Impact of temperature and architecture on the interfacial structure of microgels: A neutron reflectometry and computer simulations study

Steffen Bochenek, Fabrizio Camerin, Emanuela Zaccarelli, Armando Maestro, Maximilian M. Schmidt, Walter Richtering and Andrea Scotti.
https://www.nature.com/articles/s41467-022-31209-3
Nature Communications 13, 3744 (2022)

This study provides an in-depth microscopic description of how different microgel architectures affect their arrangements at interfaces, and will be the foundation for a better understanding of their phase behavior and assembly. Both aspects are crucial to preparing smart emulsions that can be broken on demand.

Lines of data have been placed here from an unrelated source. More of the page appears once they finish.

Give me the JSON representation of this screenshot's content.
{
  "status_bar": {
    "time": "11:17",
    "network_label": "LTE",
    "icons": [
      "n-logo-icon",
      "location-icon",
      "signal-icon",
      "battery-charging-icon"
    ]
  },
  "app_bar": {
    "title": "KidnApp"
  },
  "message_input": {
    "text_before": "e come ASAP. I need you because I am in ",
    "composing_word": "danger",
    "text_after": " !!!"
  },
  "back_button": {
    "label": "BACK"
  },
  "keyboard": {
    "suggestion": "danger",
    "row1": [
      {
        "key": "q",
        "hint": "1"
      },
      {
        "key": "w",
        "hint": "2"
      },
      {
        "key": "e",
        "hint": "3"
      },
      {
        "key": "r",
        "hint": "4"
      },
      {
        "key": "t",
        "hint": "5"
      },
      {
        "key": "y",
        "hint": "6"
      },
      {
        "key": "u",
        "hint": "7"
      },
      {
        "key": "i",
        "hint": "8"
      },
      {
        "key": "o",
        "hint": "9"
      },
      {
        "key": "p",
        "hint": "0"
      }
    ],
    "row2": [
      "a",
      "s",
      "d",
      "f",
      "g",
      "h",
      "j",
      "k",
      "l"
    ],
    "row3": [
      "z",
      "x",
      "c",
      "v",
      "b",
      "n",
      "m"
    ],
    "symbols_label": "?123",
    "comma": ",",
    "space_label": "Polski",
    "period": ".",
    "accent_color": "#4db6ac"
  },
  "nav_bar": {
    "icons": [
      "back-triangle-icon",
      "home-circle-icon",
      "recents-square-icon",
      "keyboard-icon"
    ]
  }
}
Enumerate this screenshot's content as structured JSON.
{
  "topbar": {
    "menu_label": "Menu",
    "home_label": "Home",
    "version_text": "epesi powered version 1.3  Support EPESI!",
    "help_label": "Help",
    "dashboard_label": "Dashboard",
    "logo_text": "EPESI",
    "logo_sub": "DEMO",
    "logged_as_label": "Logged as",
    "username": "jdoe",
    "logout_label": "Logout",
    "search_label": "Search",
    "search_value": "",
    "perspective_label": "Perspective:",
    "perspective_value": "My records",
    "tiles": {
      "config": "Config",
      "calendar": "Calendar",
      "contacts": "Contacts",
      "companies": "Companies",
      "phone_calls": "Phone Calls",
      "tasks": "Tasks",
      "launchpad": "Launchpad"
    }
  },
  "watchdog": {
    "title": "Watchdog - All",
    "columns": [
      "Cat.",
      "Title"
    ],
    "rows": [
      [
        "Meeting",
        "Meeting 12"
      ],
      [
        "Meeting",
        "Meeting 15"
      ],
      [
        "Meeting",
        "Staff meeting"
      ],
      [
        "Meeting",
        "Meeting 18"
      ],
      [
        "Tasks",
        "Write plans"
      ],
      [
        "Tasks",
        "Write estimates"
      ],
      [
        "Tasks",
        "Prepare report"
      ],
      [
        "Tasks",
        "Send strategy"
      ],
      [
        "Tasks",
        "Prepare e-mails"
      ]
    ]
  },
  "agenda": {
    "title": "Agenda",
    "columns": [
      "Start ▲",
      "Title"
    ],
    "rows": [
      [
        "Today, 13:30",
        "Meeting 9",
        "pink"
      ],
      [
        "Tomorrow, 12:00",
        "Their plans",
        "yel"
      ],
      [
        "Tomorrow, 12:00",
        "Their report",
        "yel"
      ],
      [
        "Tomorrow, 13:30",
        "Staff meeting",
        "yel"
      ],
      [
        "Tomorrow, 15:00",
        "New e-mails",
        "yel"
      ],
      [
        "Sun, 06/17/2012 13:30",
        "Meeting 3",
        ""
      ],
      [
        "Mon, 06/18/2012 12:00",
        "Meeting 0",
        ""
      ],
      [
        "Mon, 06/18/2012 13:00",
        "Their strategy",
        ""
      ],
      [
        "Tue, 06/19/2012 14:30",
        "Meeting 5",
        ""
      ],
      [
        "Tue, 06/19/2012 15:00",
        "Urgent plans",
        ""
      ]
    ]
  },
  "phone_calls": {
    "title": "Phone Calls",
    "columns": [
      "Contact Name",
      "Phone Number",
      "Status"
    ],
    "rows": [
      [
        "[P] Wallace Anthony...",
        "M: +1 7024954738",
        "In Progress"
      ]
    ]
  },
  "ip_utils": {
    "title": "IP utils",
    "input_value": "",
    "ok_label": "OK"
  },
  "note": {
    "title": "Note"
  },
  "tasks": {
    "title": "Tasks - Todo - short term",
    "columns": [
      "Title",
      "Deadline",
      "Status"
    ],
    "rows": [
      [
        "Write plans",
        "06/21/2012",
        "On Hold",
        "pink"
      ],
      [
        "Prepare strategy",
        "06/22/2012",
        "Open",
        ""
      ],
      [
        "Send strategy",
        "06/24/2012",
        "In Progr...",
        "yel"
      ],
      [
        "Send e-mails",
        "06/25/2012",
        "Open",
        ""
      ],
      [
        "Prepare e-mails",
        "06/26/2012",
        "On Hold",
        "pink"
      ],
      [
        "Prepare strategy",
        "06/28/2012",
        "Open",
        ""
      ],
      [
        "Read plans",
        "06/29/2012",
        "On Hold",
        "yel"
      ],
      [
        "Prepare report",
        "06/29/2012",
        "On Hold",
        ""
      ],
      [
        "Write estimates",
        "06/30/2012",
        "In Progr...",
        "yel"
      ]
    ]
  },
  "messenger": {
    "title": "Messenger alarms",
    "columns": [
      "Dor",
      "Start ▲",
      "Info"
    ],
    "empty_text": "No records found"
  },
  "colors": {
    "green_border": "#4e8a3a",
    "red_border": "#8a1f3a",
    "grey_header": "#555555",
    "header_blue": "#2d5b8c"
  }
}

Soft microgels—cross-linked polymer networks swollen in a good solvent—reveal peculiar properties that are different from those of other colloidal systems such as
hard nanoparticles, polymers, and surfactants. Particularly, microgels based on poly-N-isopropylacrylamide (pNIPAM) have a high interfacial activity and at the same time maintain their thermo-responsiveness once adsorbed to air, liquid-, or solid interfaces.

The structural characterization of pNIPAM microgels at interfaces is fundamental to understand both their 2D phase behavior and their role as stabilizers that enable emulsions to be broken on demand as a function of external stimuli such as temperature and pH. However, this characterization is usually limited by available experimental techniques, which do not allow a direct investigation at interfaces. To overcome this difficulty, the authors employ neutron reflectometry (NR), which allows them to probe the structure and responsiveness of the microgels in-situ at the air-water interface. Bochenek et al. investigate two types of microgels with different cross-link density, thus having different softness and deformability, both below and above their volume phase transition temperature, by combining NR experiments with computer simulations of in silico synthesized microgels. The advantage of NR is that it allows to probe the structure of a statistically significant ensemble of microgels in situ at the interface. Using NR, we can directly measure the protrusion of the microgels in the air and estimate how it changes with temperature. Microscopy-based techniques, such as transmission X-ray microscopy (TXM) or cryo-SEM, are usually limited by the small number of observed particles, the size of the particles, an observation direction perpendicular to the interface, and complicated sample preparation.

In this contribution, they found that temperature only affects the portion of microgels in water, while the strongest effect of the microgels softness is observed in their ability to protrude into the air. In particular, standard microgels have an apparent contact angle of few degrees, while ultra-low cross-linked microgels form a flat polymeric layer with zero contact angle.

The differences highlighted in the structure may be relevant for a more comprehensive understanding of microgels’ effective interactions, paving the way for a better description of their 2D assembly and for a clever design of their applications such as emulsion stabilizers.

Figure: Sketch of the adsorbed microgels. a The vertical profiles of standard microgels and f the vertical profiles of ULC microgels below and above the VPTT. Their corresponding shapes are outlined in b–e. The shapes are based on the combination of the team’s polymer fraction profiles, simulations and AFM measurements at the liquid-solid interface from the literature.